The amaranth and sweet potato bed held up well in the drought. The amaranth will be harvested when the heads dry out; we’ll dig up the sweet potatoes after the fall cold sweetens them up.

We found another watermelon growing outside of our keyhole garden- best surprise ever!

Also planted in the keyhole garden are a couple large stands of sunchokes, or Jerusalem artichokes, which we’ll harvest for their edible tubers.

Sunchokes are distantly related to sunflowers… so pretty.

We’ve also got a ton of tomatoes popping… ripening soon, if we’re lucky.

More tomatoes in the tomato bed.

Our two chard plants are still doing well. They’ve been cut back a bit to give us more growing space.

The rest of the garden is getting a fall makeover. We started seedlings indoors to transplant into some of our beds, other beds have been direct seeded.

Asian salad greens recently transplanted.

A whole bed of kale- most of it Red Russian- transplanted.

Tomatoes aren’t a cool season crop, but we still had some in pots that we’d started in the spring, so we figured we might as well plant them. We’re obviously not expecting much-if we get one green tomato from them, we’ll be happy. They’re sharing the bed with basil (also non-cool season), radicchio, and lettuce transplants.

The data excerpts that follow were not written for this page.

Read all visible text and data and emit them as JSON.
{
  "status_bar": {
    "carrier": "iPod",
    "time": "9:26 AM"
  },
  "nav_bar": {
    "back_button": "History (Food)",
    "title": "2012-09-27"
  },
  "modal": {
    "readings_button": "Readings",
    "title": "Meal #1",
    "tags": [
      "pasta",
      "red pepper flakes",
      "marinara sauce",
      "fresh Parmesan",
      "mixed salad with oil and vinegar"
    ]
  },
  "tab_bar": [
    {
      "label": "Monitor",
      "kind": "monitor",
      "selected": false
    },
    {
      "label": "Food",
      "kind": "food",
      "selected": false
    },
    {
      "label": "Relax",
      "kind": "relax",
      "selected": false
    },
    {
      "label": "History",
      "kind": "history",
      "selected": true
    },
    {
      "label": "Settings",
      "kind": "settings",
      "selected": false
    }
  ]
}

We’re hoping to have another mild fall and winter, especially since we got a late start seeding for fall. From seed we’ve planted spinach, lettuce mix, carrots, beets, and radishes.

A Sad Mystery

We have some sad news to report. Fanny, our Jersey Giant hen, has passed. We’d had the ladies out free ranging the evening before, and all seemed well. The next morning, she was dead- no feathers or bloodshed in sight. We hadn’t noticed any signs of disease, but we’re closely monitoring Chica, Yolko, and Mother just in case.

In looking through the Backyard Chickens forum, it appears that mysterious chicken deaths are not uncommon. That doesn’t make it any easier to accept. Fanny was a wonderful bird and a great pet, the most curious and human-friendly of our flock, and, I must admit, my favorite. She will be missed.

Spring Chickens


Chica, our Polish hen, is the star of this photo update because she's the most photogenic (read: she's the most oblivious)!

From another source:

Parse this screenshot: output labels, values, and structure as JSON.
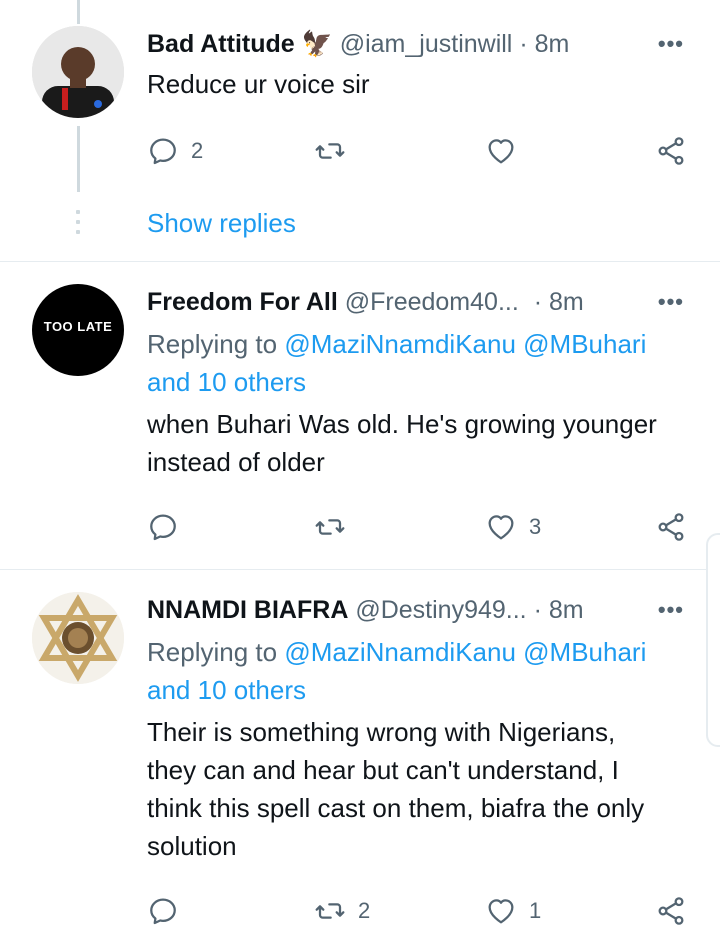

Fanny, a Jersey Giant, lives up to her name and is always the first one to find food

Yolko the Ancona, Fanny the Jersey Giant, and Chica in the background

Chica's crest puts her at a disadvantage when it comes to nabbing treats we cast out for the ladies, she's basically half blind! But she's easy to catch and hand feed.

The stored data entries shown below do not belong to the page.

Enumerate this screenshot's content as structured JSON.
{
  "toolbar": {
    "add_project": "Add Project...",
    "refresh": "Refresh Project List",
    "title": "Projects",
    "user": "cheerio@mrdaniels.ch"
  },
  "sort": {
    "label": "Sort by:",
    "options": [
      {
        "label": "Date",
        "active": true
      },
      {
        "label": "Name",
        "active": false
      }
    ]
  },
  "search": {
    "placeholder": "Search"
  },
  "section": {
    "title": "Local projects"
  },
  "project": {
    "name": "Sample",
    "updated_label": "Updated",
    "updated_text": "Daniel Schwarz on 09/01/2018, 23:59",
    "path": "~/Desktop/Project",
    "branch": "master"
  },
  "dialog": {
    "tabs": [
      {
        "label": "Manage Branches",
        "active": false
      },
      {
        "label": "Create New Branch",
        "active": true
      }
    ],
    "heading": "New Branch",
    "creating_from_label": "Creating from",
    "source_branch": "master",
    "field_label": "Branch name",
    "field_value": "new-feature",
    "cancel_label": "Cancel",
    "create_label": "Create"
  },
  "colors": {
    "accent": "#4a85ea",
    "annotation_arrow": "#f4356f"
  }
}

Lots of eggs in the nest boxes these days... we don't always collect them daily, but we think some of the ladies are laying more than once a day! They never really stopped laying this winter.

Edit: Mother Clucker is the shyest and most difficult to photograph, so she didn’t make her way into this post. She’s still with us!

The Craftiest Time of the Year

Eric’s family decided to give homemade gifts this year. We were all impressed with what we came up with and agreed that exchanging homemade gifts is more gratifying than the traditional consumerist approach.

Eric and I gave paintings, home brewed hard cider, and jewelry made from shells from a family vacation:

For Grandpa
  
For Cinda
For Amy & Cinda
In return, we received these wonderful gifts:  

Display trays made from records

"All purpose cups" from mason jars and candle sticks

A literal "book bag," made from a book

Hand made stationery with envelopes

Chalkboard wine glasses & cork board

Peace wreath made with sticks and twine

And a Mardi Gras wreath

Frugal Friday: Window frame = picture frame

This week I took a window sash we found in an alley and re-purposed it as a picture frame. I took the easy way out and just cut a piece of mat board down to size, glued photos on it, and stuck it to the back of the window frame. We thought about painting it and removing the hardware and all, but we decided we liked the idea of it still looking like a window.

Of course all of the photos are of the dogs!

There are a bunch of different ways to go about it. You could cut holes in the mat and mount the photos behind it for a more professional look; you can mount the mat and photos on the other side of the pane of glass to make it more of a shadow box; you could mount photos onto plexiglass instead of the mat and have a clear border; or you could just mount one large photo.